President Donald Trump is about to lose the lead spokesman for his immigration agenda: Tom Homan, the acting director of Immigration and Customs Enforcement (ICE) and Trump’s nominee to lead the agency permanently.
The Wall Street Journal reported Monday that Homan is planning to retire from ICE in June; CNN’s Tal Kopan confirmed Homan’s planned retirement. In a public statement, Homan said he was retiring after 34 years in the federal government to spend more time with his family.
ICE is responsible for immigration enforcement within the interior of the US as well as special investigations involving trafficking and other issues. Presumably, the administration would also withdraw his nomination to head ICE permanently.
The Department of Homeland Security hasn’t yet confirmed the Wall Street Journal report, and there aren’t any public details about why Homan is choosing to retire while his nomination is still pending.
Homan has been planning his retirement from ICE as far back as January 2017. As Roque Planas wrote in a HuffPost profile of Homan, he had just cleaned out his desk and held a retirement party when he got a call from John Kelly (then the homeland security secretary) asking Homan, on behalf of Trump, to stay on as the agency’s acting head.
But once he was leading the agency, Homan appeared to be enthusiastic about the job and the president’s immigration agenda. He became a leading spokesman for the agency’s efforts to arrest more unauthorized immigrants — at one point famously telling Congress that “If you’re in this country illegally, and you committed a crime by entering this country, you should be uncomfortable.”

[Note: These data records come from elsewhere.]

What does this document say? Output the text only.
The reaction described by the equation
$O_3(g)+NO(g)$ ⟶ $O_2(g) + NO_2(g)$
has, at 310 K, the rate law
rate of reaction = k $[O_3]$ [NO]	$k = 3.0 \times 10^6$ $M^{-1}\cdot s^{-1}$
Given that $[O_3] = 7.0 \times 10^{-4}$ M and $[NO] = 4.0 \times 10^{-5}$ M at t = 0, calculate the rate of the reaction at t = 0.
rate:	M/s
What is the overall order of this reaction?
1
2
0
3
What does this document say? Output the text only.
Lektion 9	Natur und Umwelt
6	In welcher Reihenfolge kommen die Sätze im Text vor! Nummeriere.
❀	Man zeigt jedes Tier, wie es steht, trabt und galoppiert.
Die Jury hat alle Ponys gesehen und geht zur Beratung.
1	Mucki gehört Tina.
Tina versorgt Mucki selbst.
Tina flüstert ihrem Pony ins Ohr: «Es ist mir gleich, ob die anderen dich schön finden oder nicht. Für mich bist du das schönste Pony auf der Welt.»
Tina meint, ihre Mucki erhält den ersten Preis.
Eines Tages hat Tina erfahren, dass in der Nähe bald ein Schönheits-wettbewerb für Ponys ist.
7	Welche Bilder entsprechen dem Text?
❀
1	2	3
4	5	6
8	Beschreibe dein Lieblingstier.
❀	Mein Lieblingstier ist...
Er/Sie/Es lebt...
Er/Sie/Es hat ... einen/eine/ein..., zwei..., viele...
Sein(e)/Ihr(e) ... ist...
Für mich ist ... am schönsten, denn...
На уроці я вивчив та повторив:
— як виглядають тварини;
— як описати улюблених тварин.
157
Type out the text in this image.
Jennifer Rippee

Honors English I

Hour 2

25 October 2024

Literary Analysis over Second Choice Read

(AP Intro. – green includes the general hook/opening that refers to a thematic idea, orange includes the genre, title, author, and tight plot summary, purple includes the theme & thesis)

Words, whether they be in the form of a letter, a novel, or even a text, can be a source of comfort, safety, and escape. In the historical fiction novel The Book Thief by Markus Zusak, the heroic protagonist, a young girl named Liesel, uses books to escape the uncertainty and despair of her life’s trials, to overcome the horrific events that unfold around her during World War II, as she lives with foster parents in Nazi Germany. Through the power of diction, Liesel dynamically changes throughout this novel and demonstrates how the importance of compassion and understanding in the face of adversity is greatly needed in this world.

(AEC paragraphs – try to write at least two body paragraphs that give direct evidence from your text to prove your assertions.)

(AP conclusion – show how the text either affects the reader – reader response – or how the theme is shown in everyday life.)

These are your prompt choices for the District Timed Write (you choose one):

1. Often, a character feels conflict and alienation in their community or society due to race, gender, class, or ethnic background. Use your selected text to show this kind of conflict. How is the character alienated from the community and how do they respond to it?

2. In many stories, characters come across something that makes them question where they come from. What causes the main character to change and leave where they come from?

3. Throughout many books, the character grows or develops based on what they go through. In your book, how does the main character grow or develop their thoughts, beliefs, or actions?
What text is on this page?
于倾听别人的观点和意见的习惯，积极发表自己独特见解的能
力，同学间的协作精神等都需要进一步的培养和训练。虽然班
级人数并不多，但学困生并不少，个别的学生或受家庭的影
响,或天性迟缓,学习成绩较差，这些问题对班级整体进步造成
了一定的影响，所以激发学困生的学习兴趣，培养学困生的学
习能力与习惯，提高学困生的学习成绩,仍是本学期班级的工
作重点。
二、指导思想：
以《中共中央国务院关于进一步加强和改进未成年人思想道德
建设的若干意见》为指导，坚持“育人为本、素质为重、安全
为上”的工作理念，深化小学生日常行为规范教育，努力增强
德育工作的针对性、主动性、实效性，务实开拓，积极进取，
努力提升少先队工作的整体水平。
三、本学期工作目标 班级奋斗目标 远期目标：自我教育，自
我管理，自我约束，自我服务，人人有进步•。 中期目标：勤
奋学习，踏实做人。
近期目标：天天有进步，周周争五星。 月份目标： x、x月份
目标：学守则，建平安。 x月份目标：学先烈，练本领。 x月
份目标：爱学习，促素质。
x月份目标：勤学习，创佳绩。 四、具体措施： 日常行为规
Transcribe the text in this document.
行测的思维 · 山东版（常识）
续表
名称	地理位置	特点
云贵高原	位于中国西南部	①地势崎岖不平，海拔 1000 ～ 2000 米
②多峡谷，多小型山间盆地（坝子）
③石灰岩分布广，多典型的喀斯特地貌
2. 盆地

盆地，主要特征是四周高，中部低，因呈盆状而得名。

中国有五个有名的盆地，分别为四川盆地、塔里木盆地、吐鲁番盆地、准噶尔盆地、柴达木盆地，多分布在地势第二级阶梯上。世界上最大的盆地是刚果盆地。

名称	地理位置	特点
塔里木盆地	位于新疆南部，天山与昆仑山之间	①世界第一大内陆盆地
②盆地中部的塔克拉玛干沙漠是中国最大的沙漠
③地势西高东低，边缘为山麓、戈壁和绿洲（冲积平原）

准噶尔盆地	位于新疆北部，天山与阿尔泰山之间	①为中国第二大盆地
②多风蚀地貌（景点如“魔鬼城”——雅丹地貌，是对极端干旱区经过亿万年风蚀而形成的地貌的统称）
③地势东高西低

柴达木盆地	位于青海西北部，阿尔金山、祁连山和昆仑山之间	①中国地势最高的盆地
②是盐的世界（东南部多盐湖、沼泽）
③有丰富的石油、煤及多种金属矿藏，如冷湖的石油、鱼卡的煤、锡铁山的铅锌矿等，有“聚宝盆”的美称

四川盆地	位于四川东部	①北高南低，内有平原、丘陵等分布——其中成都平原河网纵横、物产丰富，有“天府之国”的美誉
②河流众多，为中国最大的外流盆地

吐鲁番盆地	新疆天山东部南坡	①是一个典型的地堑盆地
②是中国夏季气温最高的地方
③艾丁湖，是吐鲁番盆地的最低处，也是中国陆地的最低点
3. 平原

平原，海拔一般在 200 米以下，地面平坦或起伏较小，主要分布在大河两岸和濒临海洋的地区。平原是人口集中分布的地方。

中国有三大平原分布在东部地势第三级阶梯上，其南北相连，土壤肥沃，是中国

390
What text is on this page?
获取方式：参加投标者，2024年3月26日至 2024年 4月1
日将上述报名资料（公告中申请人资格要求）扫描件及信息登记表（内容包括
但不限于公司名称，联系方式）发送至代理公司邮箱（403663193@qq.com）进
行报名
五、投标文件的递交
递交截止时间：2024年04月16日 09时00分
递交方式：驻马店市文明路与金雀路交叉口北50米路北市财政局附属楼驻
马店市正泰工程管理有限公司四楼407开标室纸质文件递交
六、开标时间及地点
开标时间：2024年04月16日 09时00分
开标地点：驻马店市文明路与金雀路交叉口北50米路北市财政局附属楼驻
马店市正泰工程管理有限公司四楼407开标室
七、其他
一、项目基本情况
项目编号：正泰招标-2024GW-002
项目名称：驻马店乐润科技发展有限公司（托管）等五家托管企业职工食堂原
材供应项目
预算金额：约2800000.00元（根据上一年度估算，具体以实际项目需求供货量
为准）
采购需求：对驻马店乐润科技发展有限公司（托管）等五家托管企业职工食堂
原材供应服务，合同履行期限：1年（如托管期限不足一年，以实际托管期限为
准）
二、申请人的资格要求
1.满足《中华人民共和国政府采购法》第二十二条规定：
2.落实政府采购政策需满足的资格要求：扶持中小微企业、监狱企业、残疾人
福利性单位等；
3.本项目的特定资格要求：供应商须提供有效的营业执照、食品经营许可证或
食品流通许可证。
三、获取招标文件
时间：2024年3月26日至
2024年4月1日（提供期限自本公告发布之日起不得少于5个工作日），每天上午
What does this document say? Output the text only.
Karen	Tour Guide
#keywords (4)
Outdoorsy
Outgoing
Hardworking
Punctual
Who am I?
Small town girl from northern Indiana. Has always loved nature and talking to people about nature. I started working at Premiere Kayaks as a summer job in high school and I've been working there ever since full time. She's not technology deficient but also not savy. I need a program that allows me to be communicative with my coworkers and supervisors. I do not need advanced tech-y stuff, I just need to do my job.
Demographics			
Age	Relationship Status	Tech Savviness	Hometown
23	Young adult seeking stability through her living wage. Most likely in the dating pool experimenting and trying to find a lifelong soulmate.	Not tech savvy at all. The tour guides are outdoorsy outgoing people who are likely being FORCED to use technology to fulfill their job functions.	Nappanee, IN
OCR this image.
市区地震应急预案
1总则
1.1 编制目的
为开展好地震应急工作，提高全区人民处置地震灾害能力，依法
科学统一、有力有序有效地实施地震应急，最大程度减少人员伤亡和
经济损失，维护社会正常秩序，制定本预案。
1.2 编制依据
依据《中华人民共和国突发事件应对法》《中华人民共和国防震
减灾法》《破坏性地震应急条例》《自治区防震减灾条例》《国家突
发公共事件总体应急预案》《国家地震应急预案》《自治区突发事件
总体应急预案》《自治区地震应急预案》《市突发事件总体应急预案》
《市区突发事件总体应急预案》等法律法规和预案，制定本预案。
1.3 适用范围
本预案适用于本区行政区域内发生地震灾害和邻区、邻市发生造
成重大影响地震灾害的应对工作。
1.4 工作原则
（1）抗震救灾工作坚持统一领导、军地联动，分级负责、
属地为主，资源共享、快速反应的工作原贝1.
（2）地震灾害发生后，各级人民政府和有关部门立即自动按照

He used his credibility as an experienced ICE official (and former Border Patrol agent) to draw a contrast between the top-down enforcement priorities set by ICE leaders — including Homan himself — under the Obama administration, and the “handcuffs off” approach favored by Trump, which gave field agents much more leeway to apprehend anyone they thought should be deported.
His performance appeared to be good enough for Trump to nominate him to serve as the permanent ICE director in November. So the suddenness of his reported retirement, less than six months later, is a little odd.
It’s also curious that Homan hasn’t had an actual confirmation hearing yet in the Senate, months after his nomination was submitted — the Senate never even put a hearing on the calendar. On Friday, a group of Senate Democrats sent a letter to the Department of Homeland Security asking them to hand over materials they said were relevant to Homan’s nomination. On Monday, the report of his retirement broke instead.
Don’t expect ICE to soften without Homan
Homan was involved in the development and implementation of Obama’s 2014 enforcement priorities, which directed ICE agents to focus on deporting immigrants with criminal records or who had only recently entered the US. In 2015, the Obama administration even gave him a Presidential Rank Award — the highest award available to a government official at his level — for his work.
Donald Trump, and the administration he’s built, have been dedicated from the beginning to taking the “handcuffs” off of ICE agents and restoring their power to arrest any unauthorized immigrant they come across — then deport them as efficiently as possible.
Homan served that agenda, too.
Trump signed an executive order reversing the Obama-administration enforcement priorities on his first week in office, before Homan was named the acting director of ICE. Other moves to increase the vulnerability of immigrants to deportation — kicking hundreds of thousands of immigrants out of Temporary Protected Status (TPS); the successful attempt to seal off the Deferred Action for Childhood Arrivals (DACA) program off from new applicants (and the attempt, thwarted for now, to prevent immigrants who already have DACA from renewing their deportation protections and work permits); etc. — have been done either without ICE or with ICE as just one of many agencies.
Homan’s tough-cop manner and his willingness to go on television to defend the president’s agenda made him the face of Trump’s immigration policy. But there’s not a lot of evidence that he personally did much to determine the direction the agency has taken under Trump. After all, the point of a policy of devolving authority away from top officials to field agents is that the top officials have less decision-making power.
It’s possible that whoever succeeds Homan as the head of ICE won’t have the same willingness to talk tough in public. But the policies that have been put in place are almost certainly going to continue without him, as long as Trump is in the White House.